Chapter 15 - "battery juice"

I’ve been to Disney World before, so naturally I’ve visited a replicated Western town complete with a saloon, a bank, a hotel, a general store, etc. But I was completely caught with my pants down as it relates to the rush of emotions I felt when we coasted into the heart of this little cowboy town. Guys were crossing the street with boots and spurs and tight Wrangler pants and belt buckles the size of drink coasters. And they weren’t wearing costumes, this was their everyday wardrobe. They sauntered forward as if they hadn’t a care in the world. It was a perfect picture of what I think of when I think of the word, “mosey”. There wasn’t any rush. There wasn’t anything terribly pressing. Nobody had to get somewhere. It wasn’t a ghost town, but you start to understand why people use that phrase to describe places that aren’t teeming with traffic congested with the commotion of commerce.

People were standing on the sidewalks starring at us as we glided into town, diesel engine idling with a guttural racket that is music to a rednecks ears. It was almost as if the onlookers knew that strangers were in town and were making plans as vigilantes to keep a watchful eye on our whereabouts and goings on.

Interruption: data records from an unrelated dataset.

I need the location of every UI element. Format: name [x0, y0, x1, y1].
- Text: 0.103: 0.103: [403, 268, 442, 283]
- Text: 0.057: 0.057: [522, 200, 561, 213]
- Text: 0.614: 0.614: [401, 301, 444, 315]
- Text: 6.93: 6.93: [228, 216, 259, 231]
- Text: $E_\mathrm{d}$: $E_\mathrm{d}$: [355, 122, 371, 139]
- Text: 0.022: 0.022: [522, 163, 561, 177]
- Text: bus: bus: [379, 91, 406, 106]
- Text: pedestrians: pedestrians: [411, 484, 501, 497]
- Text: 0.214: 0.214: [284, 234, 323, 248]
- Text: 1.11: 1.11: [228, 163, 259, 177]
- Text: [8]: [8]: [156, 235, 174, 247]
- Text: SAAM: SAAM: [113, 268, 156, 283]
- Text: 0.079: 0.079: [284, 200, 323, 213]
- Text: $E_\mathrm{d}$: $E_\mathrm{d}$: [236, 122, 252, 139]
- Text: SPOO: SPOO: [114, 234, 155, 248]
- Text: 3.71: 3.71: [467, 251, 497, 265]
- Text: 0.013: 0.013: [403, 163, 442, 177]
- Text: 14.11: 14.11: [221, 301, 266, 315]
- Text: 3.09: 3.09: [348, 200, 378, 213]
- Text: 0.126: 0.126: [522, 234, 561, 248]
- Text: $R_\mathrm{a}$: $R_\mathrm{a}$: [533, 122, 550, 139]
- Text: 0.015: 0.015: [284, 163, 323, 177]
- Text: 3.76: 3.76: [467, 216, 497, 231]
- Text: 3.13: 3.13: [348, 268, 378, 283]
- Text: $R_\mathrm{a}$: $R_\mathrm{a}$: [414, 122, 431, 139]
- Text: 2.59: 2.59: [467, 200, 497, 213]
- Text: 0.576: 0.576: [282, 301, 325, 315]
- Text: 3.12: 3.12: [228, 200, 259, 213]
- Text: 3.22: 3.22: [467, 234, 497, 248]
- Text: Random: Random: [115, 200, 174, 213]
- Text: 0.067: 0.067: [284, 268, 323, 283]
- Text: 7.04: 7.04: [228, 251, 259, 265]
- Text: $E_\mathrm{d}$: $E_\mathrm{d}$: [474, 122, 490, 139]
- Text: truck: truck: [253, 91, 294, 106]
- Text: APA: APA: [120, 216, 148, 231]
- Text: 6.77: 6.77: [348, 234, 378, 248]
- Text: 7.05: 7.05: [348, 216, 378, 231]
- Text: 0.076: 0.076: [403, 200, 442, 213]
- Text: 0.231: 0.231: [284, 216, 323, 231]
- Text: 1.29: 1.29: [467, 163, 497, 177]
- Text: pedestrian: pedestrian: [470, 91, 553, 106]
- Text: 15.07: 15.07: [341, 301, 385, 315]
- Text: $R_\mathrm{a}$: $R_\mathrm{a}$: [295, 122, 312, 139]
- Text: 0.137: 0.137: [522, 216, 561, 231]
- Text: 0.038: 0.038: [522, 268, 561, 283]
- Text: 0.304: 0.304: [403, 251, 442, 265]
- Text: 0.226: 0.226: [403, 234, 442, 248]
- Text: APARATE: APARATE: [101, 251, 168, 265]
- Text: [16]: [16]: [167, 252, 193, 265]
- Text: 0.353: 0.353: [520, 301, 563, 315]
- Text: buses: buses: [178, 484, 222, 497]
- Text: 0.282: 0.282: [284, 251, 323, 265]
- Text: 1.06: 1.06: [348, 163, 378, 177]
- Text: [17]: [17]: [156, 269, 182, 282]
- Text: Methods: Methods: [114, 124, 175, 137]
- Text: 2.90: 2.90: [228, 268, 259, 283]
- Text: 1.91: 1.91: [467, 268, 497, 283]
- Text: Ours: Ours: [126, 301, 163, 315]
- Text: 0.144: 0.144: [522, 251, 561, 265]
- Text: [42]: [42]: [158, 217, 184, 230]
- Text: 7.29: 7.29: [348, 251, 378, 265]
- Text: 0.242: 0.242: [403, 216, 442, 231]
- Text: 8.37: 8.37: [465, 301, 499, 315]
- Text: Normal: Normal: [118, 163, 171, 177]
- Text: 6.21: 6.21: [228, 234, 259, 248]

Everyone would wave at you…literally everyone. It didn’t matter that they didn’t know you, if you had taken the pains to get to their obscure little town, the least they could do was welcome you with a bit of hospitable gesticulation. Some would grab the tip of their cowboy hat, some would nod with a subtle closing of the eyes, some would release their grip on their steering wheel momentarily lifting their callused fingers and bending their swollen knuckles, and some would wink as they tilted their head off to the side. It wasn’t like walking into Cheers in the heart of Boston where everyone knows your name, but it was a cross-cultural experience nonetheless. They didn’t know our names, but they acknowledged our presence, something communities nowadays don’t do, and furthermore, don’t know how to do anyone. It’s amazing how big of a wave is created by a simple wave…the kind of wave you catch that carries your heart to shore.

Doug started pointing at people and places, rehearsing memories and misadventures, and retelling stories filled with sorrow and spirit. I was taking in the locale with all the photographic memory I could muster. I was trying to burn images into my brain so that I could retrieve them from the rolodex of recollections when I needed to draw on them for strength. Moments like this are more than events, they are experiences that put juice back in my battery…and that’s what life had been lately, a battery of batterings. I needed these experiences to lodge themselves within the immaterial part of my being so that I could call upon them in a time of dire need.

As we took a left turn and left the little epicenter of life in the downtown area, we strolled into a little neighborhood where the realtor lived that Doug had been working with to sell his property. There were animal skins on the sides of sheds, Elk antlers hanging over garage doors, and pickup trucks from the late seventies in driveways (without rust I might add).

As we pulled into the driveway of the realtor’s house, he waved at us from his dinning room table. You could see his big smile through the spacious bay window. I thought to myself, “I can’t wait to meet my first Augustan native.”

Comments

tess said…
oh my gosh, i love the image..it instantly makes me want to go there just so I can say I've been to a one horse town!